Sunday, March 18, 2007
Bihar is everywhere, Biharis are everywhere, Bihar is inescapable. Author Amitava Kumar may have left for Vassar via Delhi decades ago, but his return to his birth place was perhaps destined. His earlier books, Bombay-London-New York, Passport Photos and Husband of a Fanatic, all non-fiction had looked at the human condition in its exotic, sublime complexities. He returns three years after his previous book to his first work of fiction, Home Products (Picador), with the descriptive richness and reporting of non-fiction intact while breaking new ground. As much a tale of small town anxieties and ambitions, it is also about unfulfilled lives and knowing, or not knowing, what construes success. Full of minute observations, literary references of an unusually large range, sharply etched characters and a tale more about centrality of small town aspirations, this is perhaps the antithesis of works on India’s great metropolises.Suman Tarafdar caught up with the author as Home Products was launched in Delhi earlier this week. Excerpts from the conversation.
How easy was it to make the transition from non-fiction to fiction.
Non fiction involves a lot of observation and reporting. I did not want to abandon that. But I did want to mess with the expectation one has of non fiction. However I do want someone reading this to think that this is an observed work. Also it was not satisfying to remain in non-fiction when the subject was someone like Manoj Bajpai. There were great details that he shared, but others that were just not possible.
How were the interactions with Bajpai?
I started work on this novel around January 2004 and since met him at various points. A lot of our conversations happened, of all places, in a café in Atlanta, US. I also met him in Bombay, his village in East Champaran, which is actually just about 40 kilometres away from my ancestral village. I spoke to his family and friends.
Bajpai has a certain confidence about him. I admire the courage with which he demands respect. I was very intrigued by Shyam Benegal’s choice of him to play the role of the prince in Zubeidaa (2001) and, later I discovered so was Bajpai. He did asked Benegal about it, and the director showed him photographs of princes to convince him that he fitted the role. He realises that he is not the typical ‘chocolate-faced hero’ Bollywood’s definitation of male beauty. But onscreen and offscreen, audiences are reminded of what he has left behind, yet what he carries with him.
Bajpai has a certain confidence about him. I admire the courage with which he demands respect. I was very intrigued by Shyam Benegal’s choice of him to play the role of the prince in Zubeidaa (2001) and, later I discovered so was Bajpai. He did asked Benegal about it, and the director showed him photographs of princes to convince him that he fitted the role. He realises that he is not the typical ‘chocolate-faced hero’ Bollywood’s definitation of male beauty. But onscreen and offscreen, audiences are reminded of what he has left behind, yet what he carries with him.
Your lead character Binod, does not seem withdraw by the end of the novel…
I wanted to bring out those questions. I am interested in how people know when they have found success. There are some people who will not succeed. How does one know who is a loser and what determines who a loser is? While Rabinder, who shoots heroin, has acted in plays as a student, and while in prison, dreams of making films starring Neeraj Dubey, possibly paired with Raveena Tandon, does manage to make his film, I couldn’t give the far more literate, and literary, Binod any hope.

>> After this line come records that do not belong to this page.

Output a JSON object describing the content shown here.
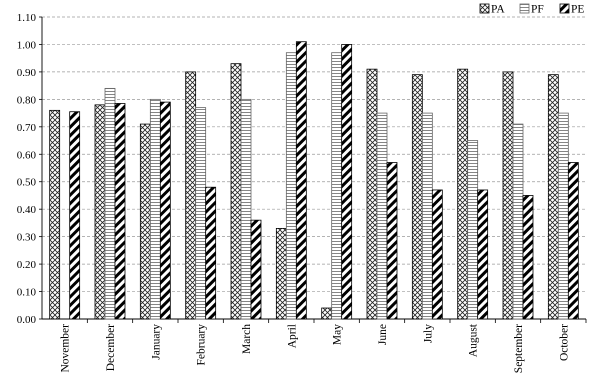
{
  "chart_data": {
    "type": "bar",
    "categories": [
      "November",
      "December",
      "January",
      "February",
      "March",
      "April",
      "May",
      "June",
      "July",
      "August",
      "September",
      "October"
    ],
    "series": [
      {
        "name": "PA",
        "pattern": "crosshatch",
        "values": [
          0.76,
          0.78,
          0.71,
          0.9,
          0.93,
          0.33,
          0.04,
          0.91,
          0.89,
          0.91,
          0.9,
          0.89
        ]
      },
      {
        "name": "PF",
        "pattern": "horizontal",
        "values": [
          0.0,
          0.84,
          0.8,
          0.77,
          0.8,
          0.97,
          0.97,
          0.75,
          0.75,
          0.65,
          0.71,
          0.75
        ]
      },
      {
        "name": "PE",
        "pattern": "diagonal",
        "values": [
          0.755,
          0.785,
          0.79,
          0.48,
          0.36,
          1.01,
          1.0,
          0.57,
          0.47,
          0.47,
          0.45,
          0.57
        ]
      }
    ],
    "ylim": [
      0,
      1.1
    ],
    "yticks": [
      "0.00",
      "0.10",
      "0.20",
      "0.30",
      "0.40",
      "0.50",
      "0.60",
      "0.70",
      "0.80",
      "0.90",
      "1.00",
      "1.10"
    ],
    "grid": "horizontal dashed",
    "legend_position": "top-right",
    "title": "",
    "xlabel": "",
    "ylabel": ""
  }
}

Perhaps his greatest love is literature.
Why is Bihar considered something of an enigma, even by most other Indians?
Bihar is everywhere, but what interests me is that there are so many changes. Modernity comes, but is equally promptly kidnapped. Once there were no phones, and once they came, they were used to make ransom demands. Sonograms are used for female foeticide. I don’t want to be suggesting that just as Suketu Mehta has dubbed Bombay as the ‘maximum city’, Patna is the ‘minimum city’. Everything is the same in Bihar as elsewhere, only a little better or worse.
I write about India as I want to have an audience that recognises themselves in the writing. The stories are from here — the US has a very cookie cutter approach to literature.
I write about India as I want to have an audience that recognises themselves in the writing. The stories are from here — the US has a very cookie cutter approach to literature.
What are you writing next?
My next book is about a man in prison, about illegal detention. It looks at a spectrum — from force-feeding women in Manipur to detentions in the US. India and US are increasingly almost on a parallel track in this regard.